Rowan's Website
A place for my projects and code
Text-to-The Simpsons
In this blog I will adapt the Stable Diffusion deep learning model to generate high fidelity images in the style of The Simpsons, given any text prompt. Stable Diffusion can produce very photo-realistic images, but this project will be the first to fine-tune the model so all images generated by the model look like they were produced for the cartoon The Simpsons. Text-to-image models typically require lots of data and compute power. However, by using an open source model I can achieve the desired result with a relatively small dataset and a single GPU.
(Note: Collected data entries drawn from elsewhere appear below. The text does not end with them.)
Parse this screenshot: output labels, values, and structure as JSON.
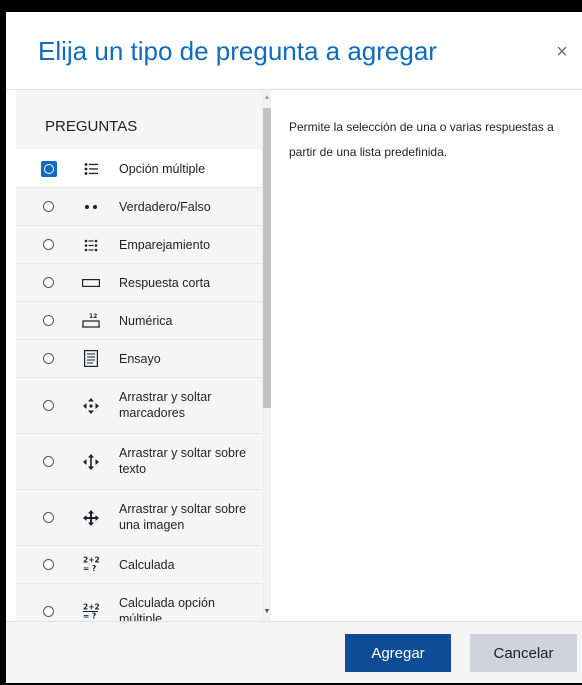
{
  "dialog": {
    "title": "Elija un tipo de pregunta a agregar",
    "close_symbol": "×"
  },
  "list": {
    "header": "PREGUNTAS",
    "items": [
      {
        "label": "Opción múltiple",
        "icon": "multichoice-icon",
        "selected": true
      },
      {
        "label": "Verdadero/Falso",
        "icon": "truefalse-icon",
        "selected": false
      },
      {
        "label": "Emparejamiento",
        "icon": "match-icon",
        "selected": false
      },
      {
        "label": "Respuesta corta",
        "icon": "shortanswer-icon",
        "selected": false
      },
      {
        "label": "Numérica",
        "icon": "numerical-icon",
        "selected": false
      },
      {
        "label": "Ensayo",
        "icon": "essay-icon",
        "selected": false
      },
      {
        "label": "Arrastrar y soltar marcadores",
        "icon": "ddmarker-icon",
        "selected": false
      },
      {
        "label": "Arrastrar y soltar sobre texto",
        "icon": "ddwtos-icon",
        "selected": false
      },
      {
        "label": "Arrastrar y soltar sobre una imagen",
        "icon": "ddimageortext-icon",
        "selected": false
      },
      {
        "label": "Calculada",
        "icon": "calculated-icon",
        "selected": false
      },
      {
        "label": "Calculada opción múltiple",
        "icon": "calculatedmulti-icon",
        "selected": false
      }
    ]
  },
  "description": "Permite la selección de una o varias respuestas a partir de una lista predefinida.",
  "footer": {
    "add_label": "Agregar",
    "cancel_label": "Cancelar"
  },
  "colors": {
    "title": "#0f6cbf",
    "primary_button": "#0f4c98",
    "secondary_button": "#ced4da",
    "selected_radio": "#0f6cbf"
  }
}
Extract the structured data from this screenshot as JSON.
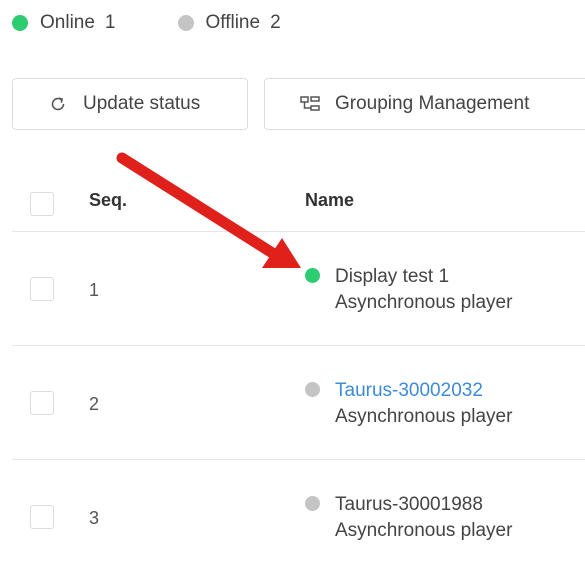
{
  "legend": {
    "online_label": "Online",
    "online_count": "1",
    "offline_label": "Offline",
    "offline_count": "2"
  },
  "toolbar": {
    "update_label": "Update status",
    "grouping_label": "Grouping Management"
  },
  "table": {
    "headers": {
      "seq": "Seq.",
      "name": "Name"
    },
    "rows": [
      {
        "seq": "1",
        "name": "Display test 1",
        "type": "Asynchronous player",
        "status": "online"
      },
      {
        "seq": "2",
        "name": "Taurus-30002032",
        "type": "Asynchronous player",
        "status": "offline"
      },
      {
        "seq": "3",
        "name": "Taurus-30001988",
        "type": "Asynchronous player",
        "status": "offline"
      }
    ]
  },
  "colors": {
    "online": "#2ecc71",
    "offline": "#c4c4c4",
    "link": "#3d8bd8",
    "annotation_arrow": "#e0201b"
  }
}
I start off with Stable Diffusion, an open source text-to-image model created by stability AI. The weights are hosted on huggingface and can easily be downloaded. This model represents a large improvement over previous text-to-image models: inference takes 5 seconds and only requires 5GB of VRAM, so the model can run on consumer GPUs. Furthermore, fine tuning of this model can run on a single GPU. There are 1 billion parameters in the Stable Diffusion model, which is much less than the GP3 or BLOOM models, both of which are large language models and have 100s of billions of parameters.
Training Dataset
To fine-tune the Stable Diffusion model I needed some images of The Simpsons characters, and corresponding text descriptions for these images. I looked at The Simpsons wiki and used BeautifulSoup to scrape 800 images from the website. The website had a relatively simple structure and lots of good images of characters from The Simpsons.
One issue was that the images were in different formats. I found that the PIL library had all the tools needed to put the images into a consistent RGB JPEG format.
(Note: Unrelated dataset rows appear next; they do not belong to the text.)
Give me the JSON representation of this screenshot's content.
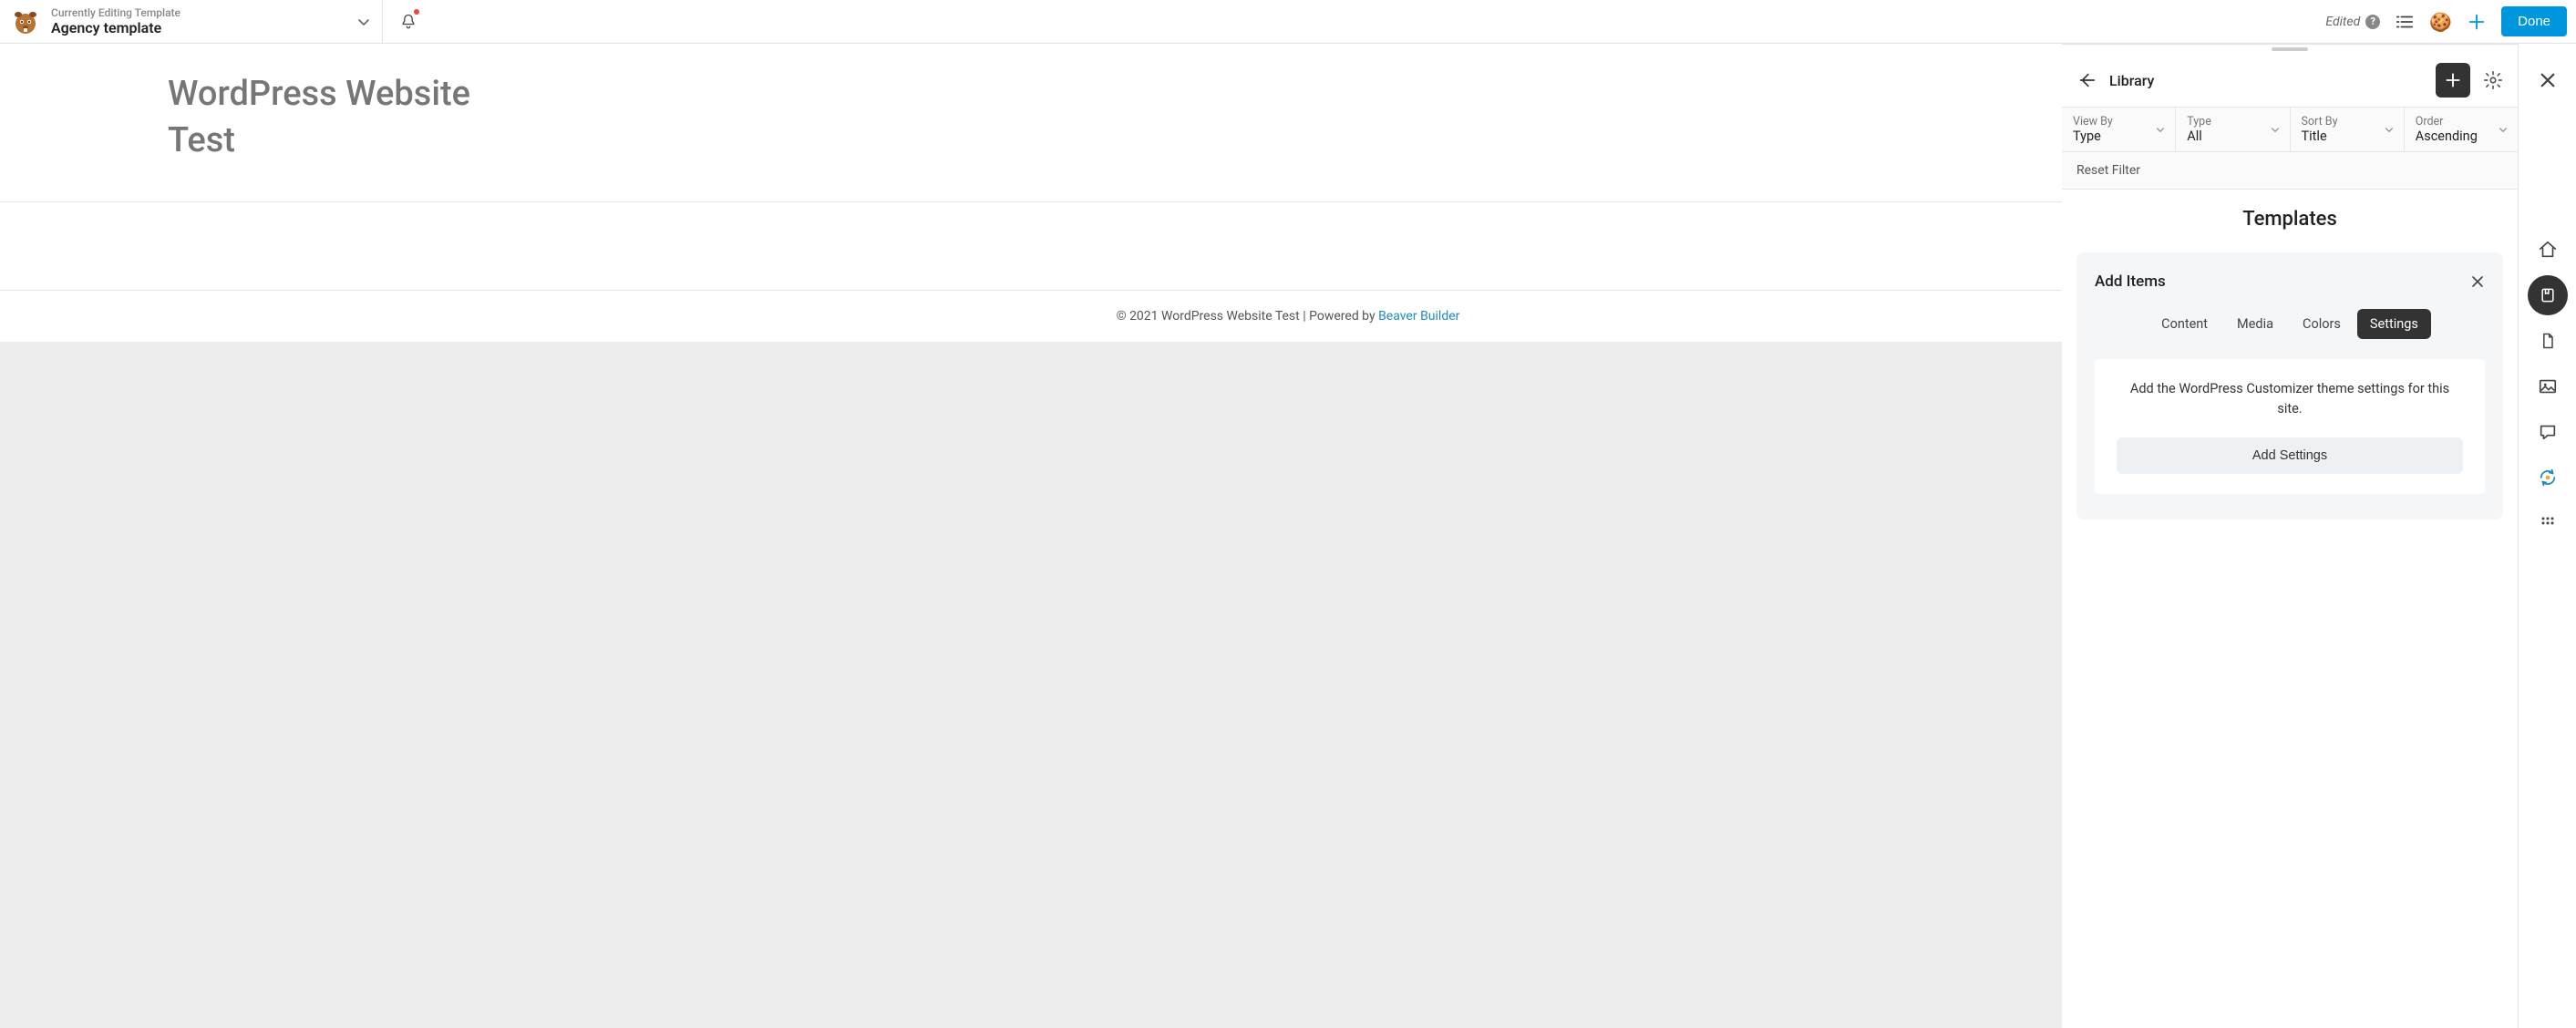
{
  "topbar": {
    "subtitle": "Currently Editing Template",
    "title": "Agency template",
    "edited_label": "Edited",
    "done_label": "Done"
  },
  "page": {
    "heading_line1": "WordPress Website",
    "heading_line2": "Test",
    "footer_copyright": "© 2021 WordPress Website Test | Powered by ",
    "footer_link": "Beaver Builder"
  },
  "library": {
    "title": "Library",
    "filters": {
      "view_by_label": "View By",
      "view_by_value": "Type",
      "type_label": "Type",
      "type_value": "All",
      "sort_by_label": "Sort By",
      "sort_by_value": "Title",
      "order_label": "Order",
      "order_value": "Ascending"
    },
    "reset_filter": "Reset Filter",
    "section_title": "Templates",
    "add_items": {
      "title": "Add Items",
      "tabs": {
        "content": "Content",
        "media": "Media",
        "colors": "Colors",
        "settings": "Settings"
      },
      "settings_desc": "Add the WordPress Customizer theme settings for this site.",
      "add_settings_label": "Add Settings"
    }
  }
}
However, to fine-tune the model to produce images in the style of The Simpsons, I also needed text descriptions of my images of characters from The Simpsons. For this I used the BLIP model which produces captions for images. I uploaded my dataset to huggingface and it is available here.
Image and Captions
a woman in a purple suit
a man holding a guitar
a cartoon character with a math board in the background
Stable Diffusion info
The Stable diffusion is made up of a pipeline:
- CLIP
- UNET and Scheduler
- Diffusion Decoder
CLIP is a model that takes text as input and produces a latent embedding. “UNET and Scheduler” processes the latent embedding of the text to further understand the meaning of the text prompt. Finally, the Diffusion AutoEncoder takes the latent information and creates an image.
For fine-tuning the model I kept the weights of the CLIP model frozen and only fine-tuned the weights of the Diffusion AutoEncoder and UNET. To implement the training code I used a fork of the original stable diffusion training code which had been altered to read images from a folder. The code worked well but because it is designed for training with massive datasets, and defines many models, it can be hard to do simple tasks: I noticed lots of people were strugging to get the model to work in the associated Github issues page.
For training I used an A100 GPU with 80GB of VRAM. However, during training, the RAM never spiked above 40GB so an A6000 GPU would also have worked. The code is entirely GPU bound so the number of CPUs did not matter. In total, each epoch of training took around 3 minutes. I saved a snapshot of the model after every 10 epochs of training, each snapshot required 16GB of disk space. To validate the model performance during training, I used several text prompts to generate images from the model every 10 epochs. I analysed these images qualitatively to see how close to The Simpsons the generated images were getting.
After 60 epochs of fine-tuning, I decided the model was starting to overfit. I then generated images for each text prompt for each of the 6 saved model snapshots. In hindsight I wished I had made a prediction after every 2 epochs to create very smooth gifs in the results section so each gif would have 30 images rather than 6 images.
Results
Below, the GIFs show how images generated for the same text prompt change over fine-tuning of the model. I used 4 different random seeds to produce 4 different text embeddings from the CLIP model for the same input text prompt. These 4 text embeddings were used to generate images from the fine-tuned model for each of the 6 model checkpoints, saved during fine-tuning of the model. The first image uses the weights from the open-source Stable Diffusion model. The final image uses the weights of the fine-tuned model after 60 epochs.
girl with pearl earing
a painting of the goddess aphrodite
superman
a man playing the saxophone
elon musk flying a rocket
emma radacanu playing tennis
boris johnson
tyson fury
magnus carlsen playing chess
black panther
the hulk
I find it surprising how similar the images produced for the same text prompt are for each of the 6 model checkpoints during fine-tuning: the poses are the same, the objects in the images are the same, and the colour palette remains similar. However, the style of the photos becomes unmistakably more like The Simpsons for more heavily fine-tuned models: the images become more cartoon-like, with block colouring, and large noses, eyes and mouths for the characters.
I also created a gif that shows the formation of the images through the different diffusion steps. Initially there is just noise which is then transformed slowly into a realistic image.
The weights of the final model are available here. They are compatible with the huggingface diffusers library.
TODO
- Hugging face has a very nice library for diffusion models and I want to update the weights so they are compatible. DONE
- Upload weights file to huggingface in fp16. This will make inference and download speed faster.
References:
The idea came from a pydata talk by Justin Pinkey where he fine tuned stable diffusion to produce images in the style of Pokémon.